In Evans, we see the same obsessive escapist tendency as in Darger--a closed, perfected world of idealized objects, situations, relationships, a world with its own laws, preferred terms, and theme-park transparency. Also, perhaps, a little of the elaborate Proustian tapestry of edited experience.
It is also a world of exile, of spiritual and personal alienation. The imaginary "exchanges"--of sending and receiving, of passages and transformation symbolized by post-marks, of communications with other (imagined) dimensions and remote eventualities--of commerce and affection perpetually post-poned, relegated to ineffectuality.
Evans's stamps and postcards are like the marginalia to an ambitious unwritten fantasy narrative, a footnote to an alternative universe very much like our own, but cleansed of the messy, poisonous, destructive complexities of actual human existence.
Ironically, Evans died in an apartment fire in Amsterdam at only 31, a victim of a real event more terrible, and improbable than any he might have imagined for himself.
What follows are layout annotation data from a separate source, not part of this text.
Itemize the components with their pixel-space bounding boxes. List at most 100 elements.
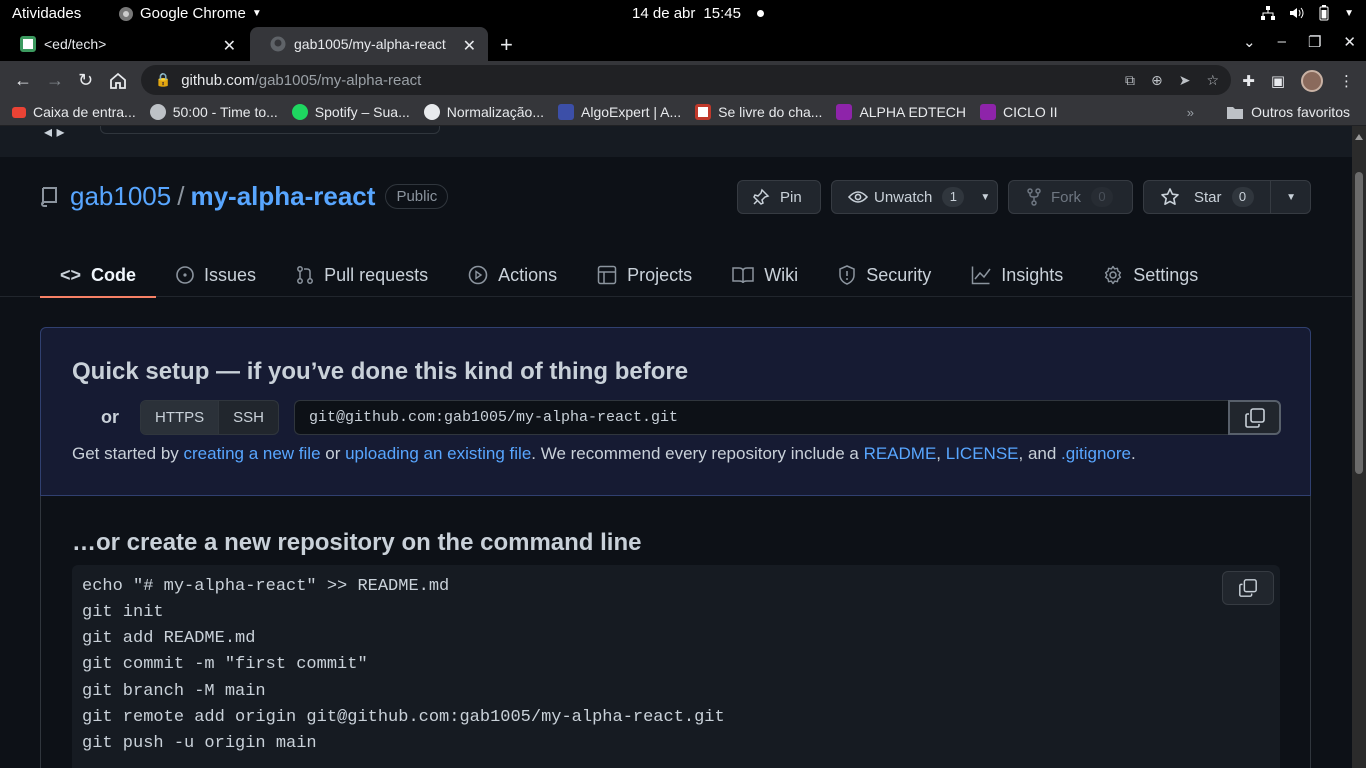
unwatch-button[interactable]: Unwatch 1 ▼ [831, 180, 998, 214]
bookmark-alpha-edtech[interactable]: ALPHA EDTECH [836, 104, 966, 120]
tab-projects[interactable]: Projects [577, 253, 712, 297]
bookmark-spotify[interactable]: Spotify – Sua... [291, 104, 410, 120]
spotify-icon [291, 104, 308, 120]
page-content: ◂ ▸ gab1005 / my-alpha-react Public Pin … [0, 126, 1352, 768]
activities-button[interactable]: Atividades [12, 5, 81, 22]
tab-edtech[interactable]: <ed/tech> ✕ [0, 27, 248, 61]
bookmark-algoexpert[interactable]: AlgoExpert | A... [558, 104, 681, 120]
send-icon[interactable]: ➤ [1179, 72, 1191, 89]
tab-security[interactable]: Security [818, 253, 951, 297]
pin-button[interactable]: Pin [737, 180, 821, 214]
app-menu[interactable]: Google Chrome ▼ [118, 5, 262, 22]
tab-label: Security [866, 264, 932, 285]
minimize-icon[interactable]: – [1278, 33, 1286, 51]
protocol-toggle: HTTPS SSH [140, 400, 280, 435]
close-icon[interactable]: ✕ [223, 36, 236, 56]
pin-label: Pin [780, 188, 802, 206]
create-new-file-link[interactable]: creating a new file [184, 444, 321, 463]
getting-started-hint: Get started by creating a new file or up… [72, 444, 1136, 464]
tab-search-chevron-icon[interactable]: ⌄ [1243, 33, 1256, 51]
star-button[interactable]: Star 0 ▼ [1143, 180, 1311, 214]
other-bookmarks[interactable]: Outros favoritos [1227, 104, 1350, 120]
bookmark-label: Caixa de entra... [33, 104, 136, 120]
system-tray[interactable]: ▼ [1260, 5, 1354, 21]
repo-separator: / [177, 181, 185, 211]
header-nav-arrows-icon[interactable]: ◂ ▸ [44, 126, 65, 142]
upload-file-link[interactable]: uploading an existing file [345, 444, 531, 463]
bookmark-label: CICLO II [1003, 104, 1058, 120]
star-split-divider [1270, 181, 1271, 213]
zoom-icon[interactable]: ⊕ [1151, 72, 1163, 89]
folder-icon [1227, 107, 1244, 119]
address-bar[interactable]: 🔒 github.com/gab1005/my-alpha-react ⧉ ⊕ … [141, 65, 1231, 95]
bookmark-normalizacao[interactable]: Normalização... [423, 104, 544, 120]
repo-name-link[interactable]: my-alpha-react [190, 181, 375, 212]
close-icon[interactable]: ✕ [463, 36, 476, 56]
tab-label: Pull requests [324, 264, 429, 285]
bookmark-se-livre[interactable]: Se livre do cha... [695, 104, 822, 120]
code-line: git remote add origin git@github.com:gab… [82, 708, 725, 727]
code-line: git branch -M main [82, 682, 266, 701]
eye-icon [848, 191, 868, 203]
tab-settings[interactable]: Settings [1083, 253, 1218, 297]
extensions-puzzle-icon[interactable]: ✚ [1242, 72, 1255, 90]
https-button[interactable]: HTTPS [141, 401, 220, 434]
time-label: 15:45 [703, 5, 741, 22]
ssh-button[interactable]: SSH [219, 401, 278, 434]
reload-icon[interactable]: ↻ [78, 70, 93, 91]
license-link[interactable]: LICENSE [946, 444, 1019, 463]
copy-commands-button[interactable] [1222, 571, 1274, 605]
hint-text: . [1130, 444, 1136, 463]
bookmark-star-icon[interactable]: ☆ [1206, 72, 1219, 89]
lock-icon[interactable]: 🔒 [155, 72, 171, 88]
algoexpert-icon [558, 104, 575, 120]
forward-arrow-icon[interactable]: → [46, 70, 64, 91]
watch-label: Unwatch [874, 188, 933, 206]
star-count: 0 [1231, 187, 1254, 207]
caret-down-icon: ▼ [980, 191, 991, 203]
avatar[interactable] [1301, 70, 1323, 92]
kebab-menu-icon[interactable]: ⋮ [1339, 72, 1354, 90]
tab-code[interactable]: <> Code [40, 253, 157, 298]
tab-insights[interactable]: Insights [951, 253, 1083, 297]
maximize-icon[interactable]: ❐ [1308, 33, 1321, 51]
clock[interactable]: 14 de abr 15:45 [632, 5, 764, 22]
tab-issues[interactable]: Issues [156, 253, 276, 297]
copy-url-button[interactable] [1228, 400, 1281, 435]
bookmark-label: AlgoExpert | A... [581, 104, 682, 120]
chrome-icon [119, 6, 133, 21]
bookmark-timer[interactable]: 50:00 - Time to... [149, 104, 278, 120]
side-panel-icon[interactable]: ▣ [1271, 72, 1285, 90]
other-bookmarks-label: Outros favoritos [1251, 104, 1350, 120]
hint-text: , [936, 444, 946, 463]
bookmark-ciclo-ii[interactable]: CICLO II [980, 104, 1058, 120]
search-input[interactable] [100, 126, 440, 134]
tab-wiki[interactable]: Wiki [712, 253, 818, 297]
tab-github-repo[interactable]: gab1005/my-alpha-react ✕ [250, 27, 488, 61]
play-circle-icon [468, 265, 488, 285]
tab-pull-requests[interactable]: Pull requests [276, 253, 448, 297]
chevron-down-icon: ▼ [1344, 7, 1354, 19]
repo-owner-link[interactable]: gab1005 [70, 181, 171, 212]
page-scrollbar[interactable] [1352, 126, 1366, 768]
fork-icon [1027, 188, 1041, 206]
translate-icon[interactable]: ⧉ [1125, 72, 1135, 89]
bookmark-gmail[interactable]: Caixa de entra... [12, 104, 136, 120]
gitignore-link[interactable]: .gitignore [1061, 444, 1131, 463]
fork-button[interactable]: Fork 0 [1008, 180, 1133, 214]
new-tab-plus-icon[interactable]: + [500, 32, 513, 58]
star-icon [1161, 188, 1179, 205]
back-arrow-icon[interactable]: ← [14, 70, 32, 91]
star-list-caret-down-icon[interactable]: ▼ [1286, 192, 1296, 203]
globe-icon [423, 104, 440, 120]
home-icon[interactable] [109, 72, 127, 89]
readme-link[interactable]: README [864, 444, 937, 463]
scrollbar-thumb[interactable] [1355, 172, 1363, 474]
close-window-icon[interactable]: ✕ [1343, 33, 1356, 51]
list-icon [836, 104, 853, 120]
clone-url-field[interactable]: git@github.com:gab1005/my-alpha-react.gi… [294, 400, 1228, 435]
more-bookmarks-icon[interactable]: » [1187, 105, 1194, 120]
scroll-up-arrow-icon[interactable] [1355, 134, 1363, 140]
network-icon [1261, 6, 1276, 20]
tab-actions[interactable]: Actions [448, 253, 577, 297]
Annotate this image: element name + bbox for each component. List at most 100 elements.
It's been over 30 years since Evans died, but his work appears as fresh, as unintimidating as it did when I first discovered it in the early 80's. There are a number of images floating around the internet, for those interested in seeing it, but the monograph by Eisenhart is the best introduction to his work.
Evans's still-born career--like the arrested fantasy world he created--will always remain symmetrically closed, like the life he chose for himself, just a little bit smaller than the real world we live in.